“I live in the Palace,” he would declare. “The Empress does my bidding; her daughters are as my children; the Court bows to me; Nikki only smiles as an idiot—therefore, am I not the real Emperor of Russia?”
Discovering his own overwhelming influence this sinister favourite of both Tsar and Tsaritza suddenly resolved upon a further move, the cleverness of which was indeed well within keeping with his marvellously astute reasoning. He decided not to be dependent upon the charity of the Imperial pair, whom the Bishop Teofan had one day declared kept him in the Winter Palace as a tame saint. His friend’s taunt stung him to the quick.
In consequence, he took a luxurious house in the Gorokhovaya, just beyond the Moyka, and close to the Palace, and while still retaining his apartments in the Palace, he lived mostly in his new abode, where in future he announced that the bi-weekly meeting of his disciples for prayer and consolation would be held.
Like wildfire the decision of the “wonder-worker” ran through the salons of Society. There was now a chance for others to enter the cult of the “Sister-disciples,” and to become as one flesh with the Saint, and to be cured by Divine agency of any ill.
Hundreds of society women were frantically anxious to enter this new sisterhood.
His house was an expensive one, but only a few of the rooms were well furnished. The dining-room on the ground floor was a large rather bare-looking place, with cheap chairs set round and equally cheap tables of polished walnut. On the walls were portraits of the Tsar, the Tsaritza and himself. Upstairs was his study, a large luxurious apartment, and from it led the bedroom of the “holy” man, which even eclipsed the study in luxury. To this house the smart band of society converts who called themselves the “Sister-disciples” went regularly twice each week to hear the “miracle-worker” descant upon the beauties of his new religion.
Among the members of this degenerate group were:—the pretty fluffy-haired little Princess Boyarski, Madame Pistolcohrse, sister of Madame Vyrubova, a certain Countess Yepantchine, whose splendid house was in the Sergiyevskaya, the most fashionable quarter without equal in Petrograd, as well as the Grand Duchess Olga, daughter of the Tsaritza, and many others.
Though the blasphemous discourses were delivered and the disgusting secret rites practised twice each week at Rasputin’s house, as well as also twice weekly in secret at Tsarskoe-Selo, many women seeking knowledge of the new religion—after having fallen beneath the spell of the mock-saint’s eyes—went to the monk alone by appointment, and there had what the blackguard termed “private converse” with him in his upstairs study adjoining his luxurious sleeping apartment.

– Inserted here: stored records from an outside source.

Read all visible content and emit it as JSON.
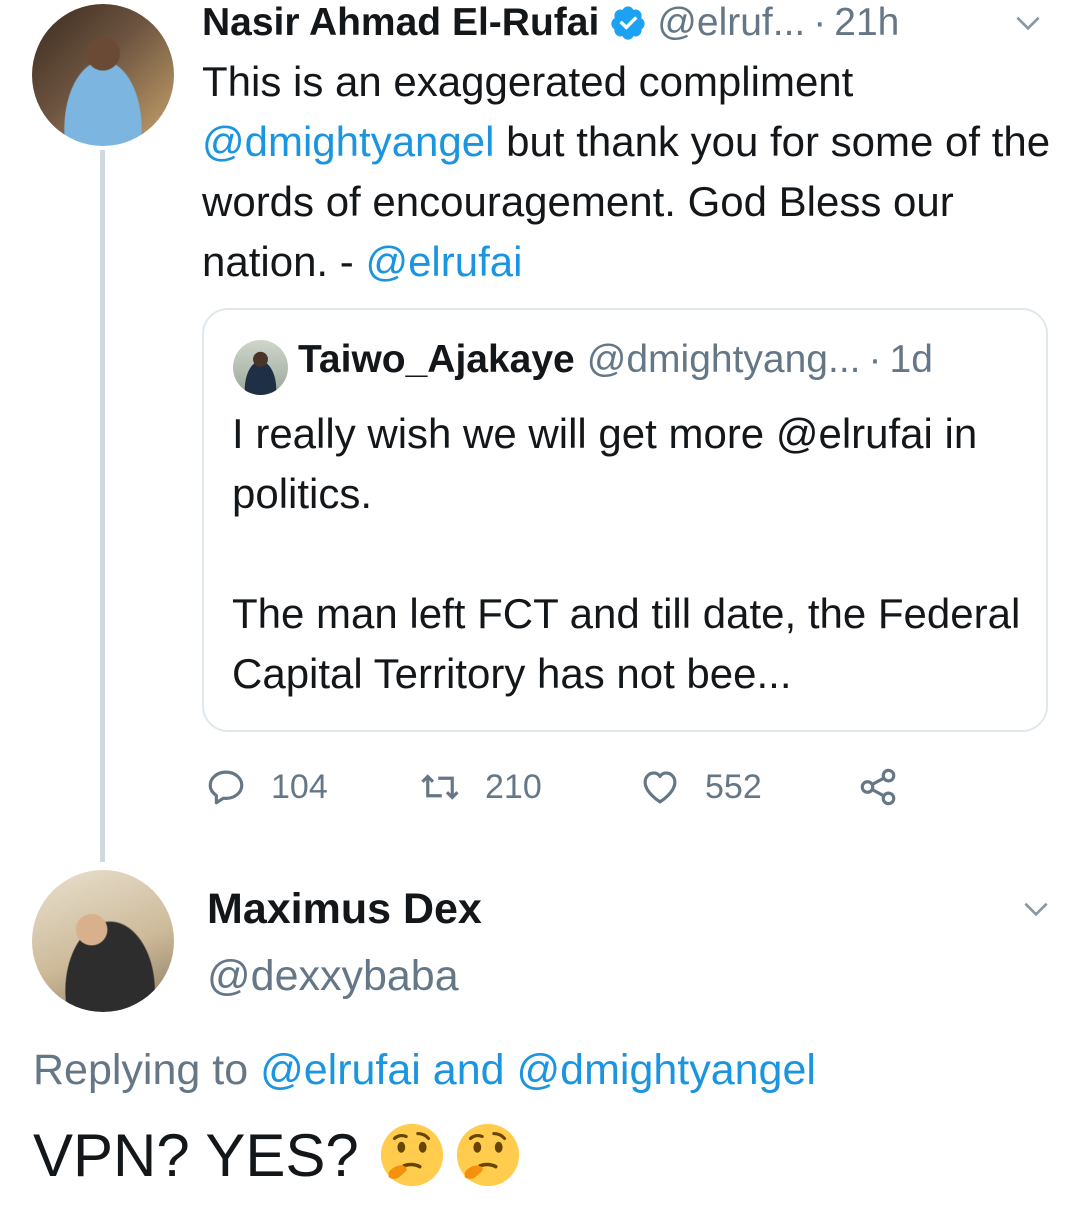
{
  "tweet1": {
    "name": "Nasir Ahmad El-Rufai",
    "handle": "@elruf...",
    "dot": "·",
    "time": "21h",
    "text_1": "This is an exaggerated compliment ",
    "mention_1": "@dmightyangel",
    "text_2": " but thank you for some of the words of encouragement. God Bless our nation. - ",
    "mention_2": "@elrufai",
    "avatar_icon": "avatar-elrufai",
    "verified_icon": "verified-badge-icon"
  },
  "quote": {
    "name": "Taiwo_Ajakaye",
    "handle": "@dmightyang...",
    "dot": "·",
    "time": "1d",
    "line_1": "I really wish we will get more @elrufai in politics.",
    "line_2": "The man left FCT and till date, the Federal Capital Territory has not bee..."
  },
  "actions": {
    "reply_count": "104",
    "retweet_count": "210",
    "like_count": "552"
  },
  "tweet2": {
    "name": "Maximus Dex",
    "handle": "@dexxybaba",
    "replying_prefix": "Replying to ",
    "reply_mention_1": "@elrufai",
    "reply_and": " and ",
    "reply_mention_2": "@dmightyangel",
    "text": "VPN? YES?",
    "emojis": [
      "thinking-face-emoji",
      "thinking-face-emoji"
    ]
  },
  "colors": {
    "link": "#1b95e0",
    "muted": "#657786",
    "text": "#14171a",
    "border": "#e1e8ed",
    "thread_line": "#cfd9de"
  }
}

The uncouth peasant’s actions, his open immorality, and the cold-blooded manner in which he turned wife from husband, and betrothed from her lover, had now become open gossip at the street corners. Whenever the mock-saint went forth in any car or carriage of his female admirers or of the Court, the people grinned and recognising the lady, would whisper—
“Look! Grichka has taken yet another bride!”